Towards Memory Safe Python Enclave for Security Sensitive Computation

Abstract: Intel SGX Guard eXtensions (SGX), a hardware-supported trusted execution environment (TEE), is designed to protect security-sensitive applications. However, since enclave applications are developed with memory unsafe languages such as C/C++, traditional memory corruption is not eliminated in SGX. Rust-SGX is the first toolkit providing enclave developers with a memory-language. However, Rust is considered a Systems language and has become the right choice for concurrent applications and web browsers. Many application domains such as Big Data, Machine Learning, Robotics, Computer Vision are more commonly developed in the python programming language. Therefore, Python application developers cannot benefit from secure enclaves like Intel SGX and rust-SGX. To fill this gap, we propose Python-SGX, which is a memory-safe SGX SDK providing enclave developers a memory-safe Python development environment.
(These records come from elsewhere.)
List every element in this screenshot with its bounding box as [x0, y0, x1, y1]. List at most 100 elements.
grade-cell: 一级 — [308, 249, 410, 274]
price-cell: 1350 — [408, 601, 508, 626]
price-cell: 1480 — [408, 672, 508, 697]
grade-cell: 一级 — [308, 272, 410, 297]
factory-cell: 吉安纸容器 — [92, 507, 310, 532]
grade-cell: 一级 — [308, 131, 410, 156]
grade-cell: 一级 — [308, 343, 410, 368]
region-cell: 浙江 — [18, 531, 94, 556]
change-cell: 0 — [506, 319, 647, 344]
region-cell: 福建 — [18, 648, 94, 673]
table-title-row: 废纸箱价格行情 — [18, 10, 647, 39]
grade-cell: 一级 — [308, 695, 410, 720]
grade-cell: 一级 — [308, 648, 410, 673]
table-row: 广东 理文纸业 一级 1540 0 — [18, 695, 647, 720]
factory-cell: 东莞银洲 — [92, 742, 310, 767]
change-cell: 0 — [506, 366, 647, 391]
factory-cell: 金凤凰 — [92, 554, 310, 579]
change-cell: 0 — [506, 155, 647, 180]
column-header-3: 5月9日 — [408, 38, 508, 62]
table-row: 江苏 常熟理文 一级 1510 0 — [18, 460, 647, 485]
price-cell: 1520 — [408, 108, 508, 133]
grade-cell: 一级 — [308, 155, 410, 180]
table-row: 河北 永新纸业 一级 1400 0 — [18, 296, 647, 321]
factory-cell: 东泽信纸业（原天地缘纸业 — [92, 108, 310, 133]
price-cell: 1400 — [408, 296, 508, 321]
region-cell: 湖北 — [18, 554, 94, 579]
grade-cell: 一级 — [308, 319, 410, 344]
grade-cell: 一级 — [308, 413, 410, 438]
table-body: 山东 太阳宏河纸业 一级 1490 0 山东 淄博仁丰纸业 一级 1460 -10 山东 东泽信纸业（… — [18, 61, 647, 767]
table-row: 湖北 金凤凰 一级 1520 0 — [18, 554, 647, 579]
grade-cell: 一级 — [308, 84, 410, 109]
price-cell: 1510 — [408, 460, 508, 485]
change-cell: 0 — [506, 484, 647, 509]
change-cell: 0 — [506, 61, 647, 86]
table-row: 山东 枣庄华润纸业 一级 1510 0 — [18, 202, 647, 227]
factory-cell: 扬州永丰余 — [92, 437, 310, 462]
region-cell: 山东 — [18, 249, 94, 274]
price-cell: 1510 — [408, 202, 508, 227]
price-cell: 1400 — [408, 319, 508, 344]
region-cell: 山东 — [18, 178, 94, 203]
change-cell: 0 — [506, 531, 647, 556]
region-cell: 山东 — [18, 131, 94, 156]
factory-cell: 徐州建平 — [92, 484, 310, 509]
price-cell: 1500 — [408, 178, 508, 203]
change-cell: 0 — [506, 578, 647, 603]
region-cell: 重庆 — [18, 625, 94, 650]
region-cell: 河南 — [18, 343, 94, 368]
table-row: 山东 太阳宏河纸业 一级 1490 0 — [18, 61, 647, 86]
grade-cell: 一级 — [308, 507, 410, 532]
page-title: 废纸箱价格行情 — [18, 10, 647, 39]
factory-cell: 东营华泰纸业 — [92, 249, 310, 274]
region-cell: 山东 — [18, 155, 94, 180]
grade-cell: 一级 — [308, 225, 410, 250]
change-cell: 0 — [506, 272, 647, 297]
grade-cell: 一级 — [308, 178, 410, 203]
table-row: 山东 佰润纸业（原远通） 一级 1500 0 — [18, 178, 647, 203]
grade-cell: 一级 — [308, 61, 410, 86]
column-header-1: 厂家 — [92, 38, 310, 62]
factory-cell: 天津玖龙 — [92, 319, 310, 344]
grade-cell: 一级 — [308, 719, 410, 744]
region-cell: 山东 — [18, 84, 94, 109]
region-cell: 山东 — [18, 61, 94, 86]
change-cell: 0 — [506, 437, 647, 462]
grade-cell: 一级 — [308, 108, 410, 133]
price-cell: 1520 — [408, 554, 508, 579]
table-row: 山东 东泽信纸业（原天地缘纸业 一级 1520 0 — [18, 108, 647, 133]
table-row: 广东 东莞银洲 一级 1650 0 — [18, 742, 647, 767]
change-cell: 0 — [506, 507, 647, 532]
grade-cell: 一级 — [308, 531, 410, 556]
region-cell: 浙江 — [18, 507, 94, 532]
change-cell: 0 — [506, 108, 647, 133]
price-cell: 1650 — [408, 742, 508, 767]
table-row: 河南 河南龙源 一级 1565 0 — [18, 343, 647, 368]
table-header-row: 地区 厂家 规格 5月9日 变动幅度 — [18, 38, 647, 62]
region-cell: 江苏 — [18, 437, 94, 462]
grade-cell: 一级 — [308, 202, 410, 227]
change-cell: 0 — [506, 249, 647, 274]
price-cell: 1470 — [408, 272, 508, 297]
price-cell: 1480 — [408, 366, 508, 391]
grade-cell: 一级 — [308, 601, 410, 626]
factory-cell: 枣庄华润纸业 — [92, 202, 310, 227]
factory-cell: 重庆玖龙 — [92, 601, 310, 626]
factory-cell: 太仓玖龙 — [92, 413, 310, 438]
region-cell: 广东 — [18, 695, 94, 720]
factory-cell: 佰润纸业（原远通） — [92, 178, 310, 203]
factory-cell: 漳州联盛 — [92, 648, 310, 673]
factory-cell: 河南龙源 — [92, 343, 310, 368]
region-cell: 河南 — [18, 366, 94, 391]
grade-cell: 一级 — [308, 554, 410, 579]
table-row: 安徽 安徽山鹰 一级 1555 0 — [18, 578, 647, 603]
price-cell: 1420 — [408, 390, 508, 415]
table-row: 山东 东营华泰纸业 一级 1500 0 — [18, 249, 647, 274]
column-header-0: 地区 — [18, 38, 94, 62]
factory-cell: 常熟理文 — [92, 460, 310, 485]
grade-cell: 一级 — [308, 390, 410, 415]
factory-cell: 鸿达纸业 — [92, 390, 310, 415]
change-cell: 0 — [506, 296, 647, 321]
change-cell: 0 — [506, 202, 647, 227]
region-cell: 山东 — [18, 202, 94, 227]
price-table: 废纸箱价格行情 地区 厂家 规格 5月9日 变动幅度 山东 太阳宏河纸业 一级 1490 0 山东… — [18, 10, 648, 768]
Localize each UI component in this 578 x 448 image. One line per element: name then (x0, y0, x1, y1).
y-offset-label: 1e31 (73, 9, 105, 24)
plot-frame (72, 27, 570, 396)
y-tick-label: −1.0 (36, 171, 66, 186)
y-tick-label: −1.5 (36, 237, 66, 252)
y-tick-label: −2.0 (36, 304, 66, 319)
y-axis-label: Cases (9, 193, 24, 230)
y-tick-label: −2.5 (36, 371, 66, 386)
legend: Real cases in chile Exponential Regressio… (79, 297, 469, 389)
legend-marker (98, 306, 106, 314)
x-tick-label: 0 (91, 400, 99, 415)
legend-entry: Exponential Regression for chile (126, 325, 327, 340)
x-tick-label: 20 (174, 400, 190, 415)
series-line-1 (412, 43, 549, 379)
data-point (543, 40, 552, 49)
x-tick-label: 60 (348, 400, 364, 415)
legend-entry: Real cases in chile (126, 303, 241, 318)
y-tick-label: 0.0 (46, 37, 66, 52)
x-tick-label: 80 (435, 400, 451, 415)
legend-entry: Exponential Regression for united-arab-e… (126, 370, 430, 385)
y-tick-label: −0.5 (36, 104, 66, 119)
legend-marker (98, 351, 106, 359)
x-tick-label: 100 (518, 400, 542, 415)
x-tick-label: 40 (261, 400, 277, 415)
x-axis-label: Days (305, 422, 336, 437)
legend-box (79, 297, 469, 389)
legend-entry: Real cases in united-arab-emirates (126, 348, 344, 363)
The key idea is to enable memory-safe Python language in SGX by solving the following key challenges: (1) defining a memory-safe Python interpreter (2)replacing unsafe elements of Python interpreter with safe ones,(3) achieving comparable performance to non-enclave Python applications, and (4) not introducing any unsafe new code or libraries into SGX. We propose to build Python-SGX with PyPy, a Python interpreter written by RPython, which is a subset of Python, and tame unsafe parts in PyPy by formal verification, security hardening, and memory safe language. We have implemented python-SGX and tested it with a series of benchmarks programs. Our evaluation results show that Python-SGX does not cause significant overhead.